Let's be clear, there wasn't much of ME left to begin with. Infertility had take its toll on my person and my sanity until I felt like a shadow of my former self. I remember looking in the mirror and not recognizing myself.
Thinking of myself in the third person. Longing for the woman I used to be. Wondering about that stranger with the sad eyes and the mouth in a perpetual frown. Always on the outside looking in.
But after the birth of my daughter, I felt myself becoming whole again. It was as if all the pain and heartache had been erased, and I smiled more. I didn't see a stranger in the mirror.

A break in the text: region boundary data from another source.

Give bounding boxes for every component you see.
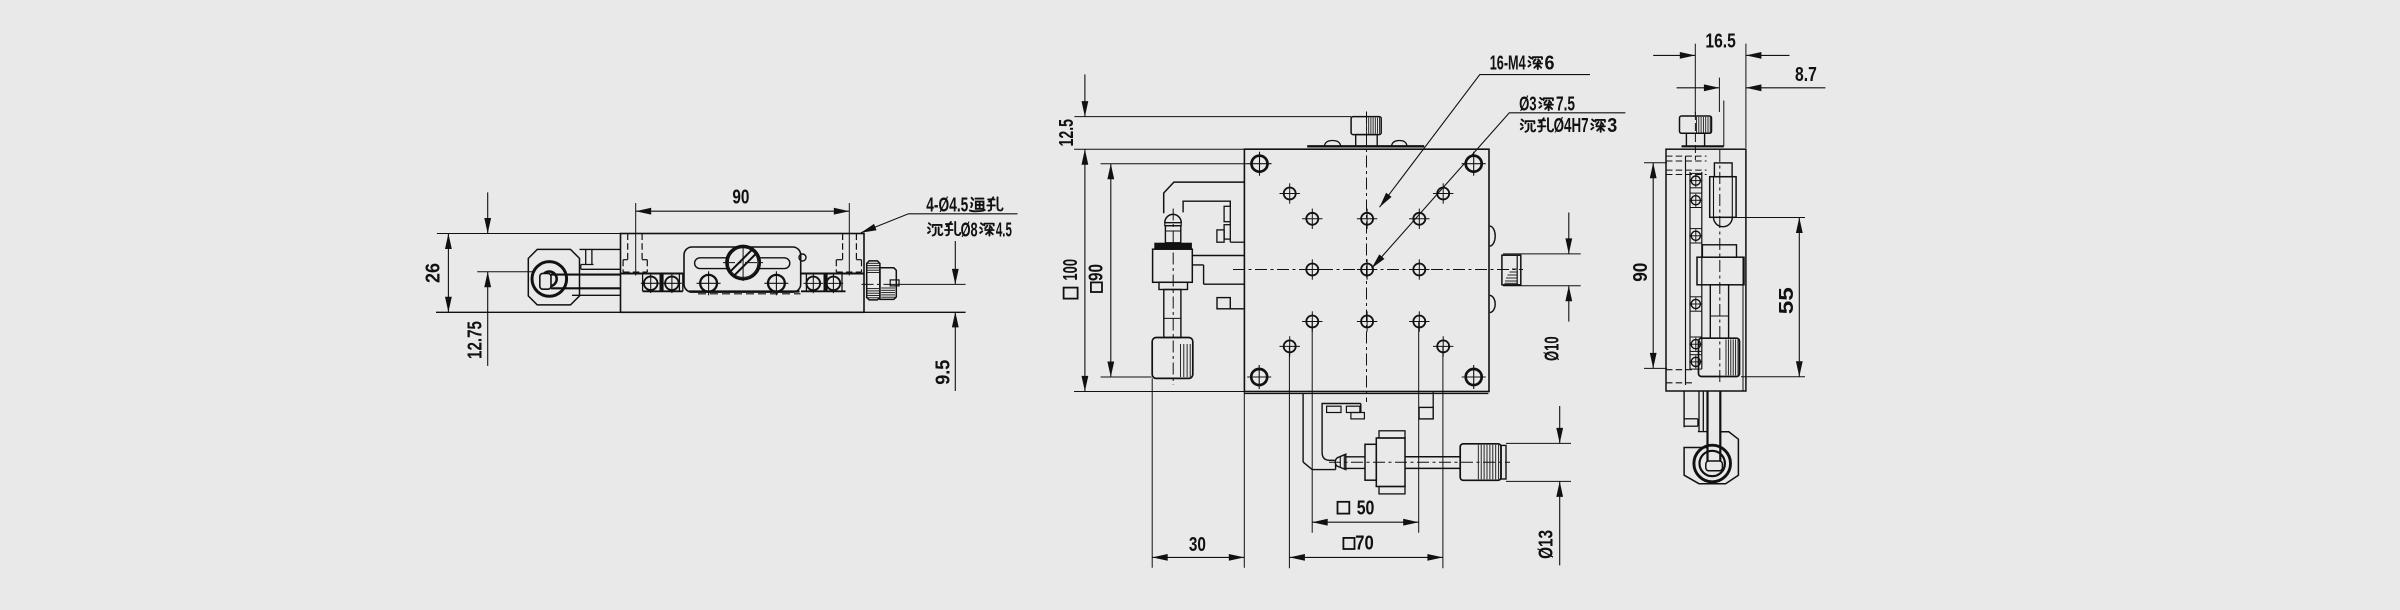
side view: plate edge line above body [1723, 101, 1725, 147]
left view: Y-screw axis line [477, 271, 533, 273]
plan view: M4 hole 8 [1413, 264, 1425, 276]
left view: Y-bracket step line [581, 268, 621, 270]
plan view: ext line 70 left [1288, 346, 1290, 568]
left view: lock screw circle [727, 246, 760, 279]
side view: top knob stem [1686, 133, 1704, 146]
side view: knob lobe octagon [1684, 432, 1738, 484]
plan view: M4 hole 4 [1361, 213, 1373, 225]
svg-text:4.5: 4.5 [996, 219, 1012, 241]
left view: Y-knob inner circle [542, 272, 557, 287]
left view: right ball channel [805, 274, 807, 292]
plan view: sq90 ext top [1101, 163, 1248, 165]
plan view: ext line 30 left [1151, 378, 1153, 567]
left view: Y-shaft end cap [540, 273, 551, 289]
side view: rail screw 4 [1690, 296, 1702, 298]
plan view: dia10 stub [1502, 255, 1521, 285]
plan view: Y-spindle tip collar [1165, 223, 1181, 226]
left view: Y-shaft top edge [551, 274, 621, 276]
plan view: X-bracket step box [1351, 413, 1365, 419]
side view: rail screw 6 [1690, 354, 1702, 356]
left view: ball screw 3 [807, 277, 821, 291]
left view: thimble knurl top [867, 262, 879, 264]
side view: dim 8.7 ext [1718, 78, 1720, 112]
left view: X-micrometer lock nut [880, 268, 896, 300]
plan view: M4 hole 10 [1361, 316, 1373, 328]
plan view: X-bracket notch box 2 [1346, 406, 1360, 412]
plan view: X-shaft [1405, 456, 1460, 458]
left view: counterbore leader line [861, 214, 1018, 233]
plan view: leader 16-M4 [1380, 75, 1591, 208]
left view: top-plate underside line left [621, 272, 684, 274]
plan view: side bump screw bottom [1490, 295, 1495, 312]
svg-text:16.5: 16.5 [1705, 31, 1735, 53]
side view: knob knurl [1725, 339, 1727, 375]
plan view: dimension sq90 [1110, 164, 1112, 377]
plan view: Y-knob [1152, 338, 1193, 379]
left view: Y-knob outer circle [532, 262, 567, 297]
svg-text:9.5: 9.5 [932, 360, 954, 385]
left view: dimension 90 line [636, 210, 850, 212]
plan view: Y-bracket web line 1 [1229, 222, 1231, 225]
side view: dovetail edge line [1742, 257, 1744, 391]
plan view: dimension 12.5 [1084, 74, 1086, 116]
side view: dim 55 ext [1737, 217, 1806, 219]
svg-text:16-M4: 16-M4 [1490, 52, 1527, 74]
left view: spindle stub [890, 280, 899, 286]
plan view: X-bracket notch box 1 [1327, 406, 1341, 412]
left view: dimension 26 line [447, 234, 449, 313]
plan view: dome screw right [1392, 141, 1408, 147]
plan view: base edge below square [1244, 393, 1488, 395]
plan view: X-knob knurl [1477, 445, 1479, 480]
side view: dimension 8.7 [1677, 87, 1720, 89]
side view: rail screw 5 [1690, 336, 1702, 338]
left view: hidden dovetail dashed line [698, 293, 801, 295]
plan view: X-axis centerline [1329, 461, 1510, 463]
plan view: Y-barrel flange [1155, 243, 1192, 249]
left view: ball screw 1 [644, 277, 658, 291]
side view: spindle housing [1710, 177, 1736, 218]
plan view: top bar edge [1307, 145, 1424, 147]
side view: top knob [1680, 116, 1712, 133]
svg-text:70: 70 [1355, 533, 1374, 555]
plan view: M4 hole 1 [1284, 188, 1296, 200]
plan view: side bump screw top [1490, 226, 1495, 246]
plan view: top knob knurl [1366, 118, 1368, 134]
side view: rail screw 2 [1690, 192, 1702, 194]
side view: shaft end cap [1706, 461, 1723, 471]
left view: Y-knob octagon housing [528, 249, 579, 305]
svg-text:30: 30 [1189, 534, 1206, 556]
plan view: ext line 50 right [1418, 322, 1420, 533]
side view: barrel block [1697, 257, 1744, 285]
side view: hidden line top 3 [1666, 169, 1707, 171]
plan view: Y-barrel body [1153, 249, 1193, 282]
side view: hidden line top 2 [1666, 160, 1707, 162]
side view: hidden line top 1 [1666, 155, 1707, 157]
side view: spindle dome [1714, 217, 1733, 226]
left view: Y-bracket top edge [580, 248, 621, 250]
left view: plate bottom thick edge [689, 290, 800, 292]
svg-text:12.75: 12.75 [465, 321, 487, 359]
side view: Y centerline [1719, 150, 1721, 385]
plan view: M4 hole 9 [1306, 316, 1318, 328]
plan view: horizontal centerline [1233, 269, 1523, 271]
plan view: dome screw left [1324, 141, 1340, 147]
side view: top bar edge [1682, 145, 1724, 147]
plan view: M4 hole 12 [1284, 340, 1296, 352]
plan view: Y-bracket tab [1217, 230, 1224, 242]
plan view: M4 hole 7 [1361, 264, 1373, 276]
plan view: corner screw bottom-left [1251, 369, 1267, 385]
side view: hidden line bottom 1 [1666, 369, 1694, 371]
plan view: ext line 70 right [1442, 346, 1444, 568]
left view: Y-bracket notch [581, 249, 594, 264]
plan view: leader dia3 [1372, 113, 1626, 268]
side view: body outline [1666, 149, 1746, 391]
svg-text:Ø8: Ø8 [961, 219, 978, 241]
side view: dimension 16.5 [1653, 54, 1695, 56]
left view: thimble knurl bottom [867, 288, 879, 290]
svg-text:90: 90 [1630, 263, 1652, 282]
plan view: X-bracket right box [1419, 407, 1433, 419]
svg-text:Ø3: Ø3 [1519, 94, 1537, 116]
plan view: Y-bracket outer edge [1164, 182, 1245, 213]
plan view: M4 hole 11 [1413, 316, 1425, 328]
left view: note counterbore dia8 depth4.5 [928, 223, 942, 235]
left view: dimension 9.5 lines [954, 241, 956, 284]
plan view: dimension sq100 [1084, 149, 1086, 391]
plan view: dimension sq70 [1289, 556, 1443, 558]
left view: X-axis extension line [896, 283, 966, 285]
svg-text:Ø4H7: Ø4H7 [1554, 115, 1589, 137]
side view: dim 16.5 ext left [1694, 44, 1696, 114]
side view: inner plate line [1685, 156, 1687, 385]
plan view: X-knob [1460, 444, 1501, 481]
plan view: M4 hole 13 [1437, 340, 1449, 352]
svg-text:90: 90 [732, 187, 749, 209]
svg-text:Ø10: Ø10 [1542, 336, 1564, 361]
plan view: X-barrel [1376, 438, 1405, 487]
plan view: square bottom extension line [1074, 391, 1244, 393]
left view: dimension 12.75 text [465, 321, 487, 359]
plan view: Y-bracket inner edge [1183, 201, 1230, 212]
left view: ball screw 4 [827, 277, 841, 291]
left view: stage body outline [621, 234, 865, 313]
plan view: M4 hole 5 [1413, 213, 1425, 225]
svg-text:6: 6 [1545, 52, 1555, 74]
left view: X-micrometer thimble [867, 261, 880, 300]
plan view: dia13 ext lines [1506, 442, 1571, 444]
plan view: dia10 ext lines [1503, 253, 1581, 255]
plan view: Y-spindle [1165, 226, 1180, 243]
left view: plate slot [695, 258, 790, 269]
svg-text:Ø13: Ø13 [1536, 530, 1558, 559]
left view: right counterbore hole [848, 203, 850, 276]
plan view: dimension dia10 [1568, 213, 1570, 254]
svg-text:4-Ø4.5: 4-Ø4.5 [926, 194, 968, 216]
left view: lock screw slot lines [734, 253, 757, 276]
left view: X-axis centerline [862, 283, 897, 285]
plan view: X-thimble flange [1365, 444, 1376, 480]
left view: top-plate underside line right [801, 272, 864, 274]
side view: dimension 55 [1798, 218, 1800, 377]
plan view: M4 hole 6 [1306, 264, 1318, 276]
left view: lock screw centerlines [723, 262, 763, 264]
svg-text:55: 55 [1776, 287, 1798, 314]
side view: barrel nut [1702, 245, 1736, 257]
side view: rail screw 1 [1690, 172, 1702, 174]
svg-text:100: 100 [1060, 259, 1082, 281]
plan view: dimension dia13 [1559, 406, 1561, 443]
plan view: Y-spindle dome tip [1165, 214, 1181, 222]
plan view: dimension 30 [1152, 556, 1244, 558]
side view: dimension 90 [1652, 163, 1654, 369]
plan view: knob-top extension line [1074, 116, 1351, 118]
plan view: X-barrel bottom step [1379, 487, 1405, 494]
svg-text:50: 50 [1357, 497, 1375, 519]
side view: shaft right edge [1719, 391, 1721, 462]
plan view: X-bracket bottom edge [1312, 469, 1335, 471]
left view: plate screw left [700, 275, 717, 292]
left view: slot plate [684, 247, 801, 292]
plan view: Y-barrel subflange [1159, 282, 1188, 289]
left view: lock screw blank [728, 248, 758, 278]
plan view: X-barrel top step [1379, 431, 1405, 438]
plan view: corner screw top-right [1466, 156, 1482, 172]
side view: dim 16.5 ext right [1745, 44, 1747, 148]
plan view: Y-bracket notch box 2 [1224, 225, 1230, 239]
svg-text:12.5: 12.5 [1056, 119, 1078, 147]
left view: top edge extension line [437, 233, 621, 235]
left view: dimension 12.75 lines [487, 192, 489, 233]
side view: screw rail [1689, 172, 1691, 369]
left view: bottom edge + extension to 9.5 dim [436, 311, 966, 313]
left view: Y-shaft bottom edge [551, 287, 621, 289]
left view: dimension 26 text [423, 263, 445, 283]
side view: stem [1710, 285, 1728, 338]
left view: dimension 9.5 text [932, 360, 954, 385]
plan view: X-spindle cone [1335, 454, 1346, 469]
plan view: Y-centerline [1172, 209, 1174, 386]
side view: top knob knurl [1696, 117, 1698, 133]
plan view: top plate square [1244, 149, 1489, 391]
plan view: Y-clamp lower tab [1217, 298, 1230, 309]
plan view: M4 hole 2 [1437, 188, 1449, 200]
plan view: X-bracket pocket [1322, 404, 1361, 461]
plan view: Y-stem [1164, 290, 1181, 338]
left view: left ball channel [642, 274, 644, 292]
left view: plate screw right [768, 275, 785, 292]
plan view: Y-bracket to square joint [1229, 239, 1231, 242]
left view: left channel divider block [660, 274, 663, 292]
side view: knob [1699, 338, 1740, 376]
plan view: top knob stem [1356, 135, 1378, 147]
plan view: corner screw top-left [1252, 156, 1268, 172]
svg-text:8.7: 8.7 [1795, 64, 1817, 86]
plan view: X-knob cap [1501, 445, 1506, 479]
side view: top knob centerline [1694, 112, 1696, 160]
plan view: note counterbore dia4H7 depth3 [1521, 120, 1535, 132]
side view: hidden line top 4 [1666, 174, 1707, 176]
plan view: vertical centerline [1366, 112, 1368, 403]
side view: rail screw 3 [1690, 228, 1702, 230]
left view: Y-bracket lower step [572, 294, 621, 296]
left view: ball screw 2 [665, 277, 679, 291]
plan view: ext line 50 left [1311, 322, 1313, 533]
plan view: Y-knob knurl [1180, 344, 1182, 377]
side view: hidden line bottom 2 [1666, 382, 1694, 384]
svg-text:3: 3 [1607, 115, 1617, 137]
svg-text:26: 26 [423, 263, 445, 283]
plan view: Y-bracket notch box 1 [1224, 206, 1230, 221]
left view: right channel divider block [824, 274, 827, 292]
svg-text:90: 90 [1086, 264, 1108, 281]
plan view: dia10 stub knurl [1512, 268, 1517, 270]
plan view: corner screw bottom-right [1466, 369, 1482, 385]
plan view: M4 hole 3 [1306, 213, 1318, 225]
side view: spindle top block [1714, 163, 1732, 177]
side view: lobe bracket arm [1683, 391, 1685, 427]
side view: lobe bracket wall [1698, 391, 1700, 432]
plan view: X-spindle [1346, 456, 1365, 458]
side view: dim 90 ext [1644, 162, 1667, 164]
plan view: dimension sq50 [1312, 521, 1419, 523]
side view: lobe inner circle [1700, 451, 1725, 476]
plan view: sq90 ext bottom [1101, 376, 1152, 378]
svg-text:7.5: 7.5 [1556, 94, 1575, 116]
left view: lock nut knurl [881, 287, 895, 289]
plan view: X-bracket left wall [1302, 393, 1304, 462]
plan view: Y-clamp arm [1192, 256, 1244, 285]
side view: lobe outer circle [1694, 445, 1731, 482]
side view: shaft left edge [1706, 391, 1708, 462]
left view: left counterbore hole [635, 203, 637, 276]
plan view: ext line 30 right [1243, 392, 1245, 568]
left view: plate ear pin [799, 254, 806, 261]
plan view: square top extension line [1074, 148, 1244, 150]
plan view: top knob [1351, 117, 1381, 135]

Until, one day I realized, I had actually replaced ME with mother. And after years of struggling with the pain and loss of infertility, was that really a bad thing? I am what I have always dreamed of being.
And yet, that small, still, quiet voice within me whispers, "And what of YOU?" And yes, what of ME. The woman I WANT to be.
This summer, as corny and melodramatic and #whitepeopleproblems as it sounds, I want to find myself. I want to feel good in my skin again. I want to focus on me.
And after defining myself as a mother for so long, it feels selfish and indulgent. I feel guilty.
I wonder what it means to find oneself. I can only guess it means something different to everyone. My life is small and wonderful, and I'm not going to find myself backpacking through Europe or trekking through the Himalayas, as exciting and jealousy-inducing as that sounds.
As a teacher, I have the luxury of having two months off. After the obligatory doctor's appointments and home improvement projects, I plan to read and swim and just BE.
At the end of the summer, I hope to have more that three things on my list of Things I Do Well.